The steps are actually quite simple. The hardest part is facing the empty calendar at the beginning of each month. But, with a little practice, even those blank spaces can be a source of inspiration.

Create your menu calendar
On an 8-1/2 x 11” piece of blank white paper, mark out eight columns and 16 rows. Leave room at the top for your title (i.e. “Monthly Meal Menu” or “What We’re Eating This Month”), and at the bottom for three or four “snack ideas” lines. Label the columns: “Meal,” “Monday,” “Tuesday,” and so on. Label the rows: “Breakfast,” “Lunch,” “Dinner,” five times.

Next, have the menu laminated. Use heat lamination, not cold lamination, as the Vis-à-Vis markers do not write well on the cold lamination.

Fill in your menu
Using your Vis-à-Vis markers, start with the meal you find the easiest to plan. For me, that would be breakfast. We have oatmeal on Mondays and Fridays, breakfast biscuits on Tuesdays, cereal on Wednesdays and Sundays, Cream of Wheat or eggs and toast on Thursdays, and pancakes or French toast or hoe cakes on Saturdays. Since it is the same every week, I quickly fill up a third of my menu. It looks better already!


Next, start filling in the remaining spaces. Do not be afraid to repeat a meal once or twice a month. Choose one day to have the same meal each week. We have Pasta Mondays. When our Cub Scout meeting fell on the same day as our Park Day, those days became Crock Pot Wednesdays. Pull out cookbooks, look through the food section of your weekly newspaper, ask friends for suggestions, and add one or two new meals a month to test on your family. You might find a new favorite!

Snack ideas
I added a few lines at the bottom of my menu with snack ideas for the boys. I tired of hearing, “What’s there for snack?” especially when perfectly good food was sitting on the shelves waiting to be nibbled. Our snack ideas include bananas, apples, bread, yogurt, raisins, cereal, leftovers, hard-boiled eggs, carrots, and so on. Being able to point to a menu, rather than sounding like a broken record, makes life much more pleasant.


Get family involved
Do not plan alone! Sit with your family and solicit suggestions. Perhaps a favorite meal or two can make it on the menu. Maybe your children would like to prepare a meal for the family. Make everyone a part of the process. Everyone shares the food, so everyone should share in the planning.


Post the menu
Place the menu where you and your family can readily see it.
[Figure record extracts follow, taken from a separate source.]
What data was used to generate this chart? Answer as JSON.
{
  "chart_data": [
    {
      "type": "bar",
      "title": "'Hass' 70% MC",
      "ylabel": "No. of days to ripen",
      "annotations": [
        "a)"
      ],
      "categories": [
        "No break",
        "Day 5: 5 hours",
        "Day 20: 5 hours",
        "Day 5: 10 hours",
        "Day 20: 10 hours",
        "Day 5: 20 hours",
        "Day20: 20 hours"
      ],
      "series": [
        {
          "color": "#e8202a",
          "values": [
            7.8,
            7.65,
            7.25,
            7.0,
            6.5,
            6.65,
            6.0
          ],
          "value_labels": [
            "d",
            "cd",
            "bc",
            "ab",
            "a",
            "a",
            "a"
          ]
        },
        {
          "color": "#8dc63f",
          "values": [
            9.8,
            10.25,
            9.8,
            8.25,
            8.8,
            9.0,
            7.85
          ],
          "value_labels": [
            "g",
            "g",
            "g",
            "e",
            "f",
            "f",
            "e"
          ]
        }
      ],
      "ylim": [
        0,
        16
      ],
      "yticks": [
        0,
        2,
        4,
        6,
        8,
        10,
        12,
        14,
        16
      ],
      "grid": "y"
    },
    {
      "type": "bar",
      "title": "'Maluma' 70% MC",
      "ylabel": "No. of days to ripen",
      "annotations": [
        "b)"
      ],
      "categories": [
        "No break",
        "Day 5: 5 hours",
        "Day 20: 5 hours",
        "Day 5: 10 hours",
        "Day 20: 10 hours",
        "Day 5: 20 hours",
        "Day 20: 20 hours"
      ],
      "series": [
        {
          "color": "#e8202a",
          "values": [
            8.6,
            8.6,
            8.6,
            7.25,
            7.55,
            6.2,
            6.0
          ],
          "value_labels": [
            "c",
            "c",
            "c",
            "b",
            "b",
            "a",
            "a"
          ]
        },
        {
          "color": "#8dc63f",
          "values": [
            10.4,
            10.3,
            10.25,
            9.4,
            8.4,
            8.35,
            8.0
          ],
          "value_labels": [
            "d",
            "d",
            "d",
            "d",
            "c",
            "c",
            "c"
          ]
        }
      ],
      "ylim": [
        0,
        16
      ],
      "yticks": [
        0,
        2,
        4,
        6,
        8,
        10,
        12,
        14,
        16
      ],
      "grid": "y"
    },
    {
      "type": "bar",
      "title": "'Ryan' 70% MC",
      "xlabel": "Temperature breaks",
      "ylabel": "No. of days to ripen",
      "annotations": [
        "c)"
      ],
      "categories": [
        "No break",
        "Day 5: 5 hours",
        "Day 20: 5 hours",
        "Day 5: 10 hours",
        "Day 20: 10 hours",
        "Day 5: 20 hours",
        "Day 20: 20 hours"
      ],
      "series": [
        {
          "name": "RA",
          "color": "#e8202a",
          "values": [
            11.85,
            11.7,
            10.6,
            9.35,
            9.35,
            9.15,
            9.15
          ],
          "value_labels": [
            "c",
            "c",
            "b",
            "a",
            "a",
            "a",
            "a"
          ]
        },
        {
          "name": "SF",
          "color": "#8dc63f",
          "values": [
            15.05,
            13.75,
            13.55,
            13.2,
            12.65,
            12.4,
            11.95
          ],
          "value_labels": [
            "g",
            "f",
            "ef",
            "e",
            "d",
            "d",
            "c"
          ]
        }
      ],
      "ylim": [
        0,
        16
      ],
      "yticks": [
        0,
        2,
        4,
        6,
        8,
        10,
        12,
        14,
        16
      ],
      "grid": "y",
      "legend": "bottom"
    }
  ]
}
Ours is stuck on our refrigerator with magnets. Perhaps you have a message board in the kitchen. Or, you could stick it inside a cupboard door. Wherever it will be seen and used, that is where you should place it.


Taking the time upfront to organize a monthly menu allows you to purchase more items in bulk (which reduces per-item cost), plan quick or time-intensive meals according to your schedule (quick pasta meal on busy days, ”roast and three veg” on a leisurely Sunday), and reduce waste (you know what to buy and when).

We have taken the opportunity to add more vegetarian meals to our rotation. Vegetarian meals often require more prep-work that meat meals (lots of chopping verses throwing a slab of meat on the broiler and some vegetables to steam). Because the only food I have available is meant for a specific meal, I do not waste time figuring out what to do: I just get on with it.

A monthly menu lends itself well to the homeschooling lifestyle. It incorporates planning, budgeting, reading, culinary skills, and family discussion. Give it a whirl, and see how much you gain from so simple an activity.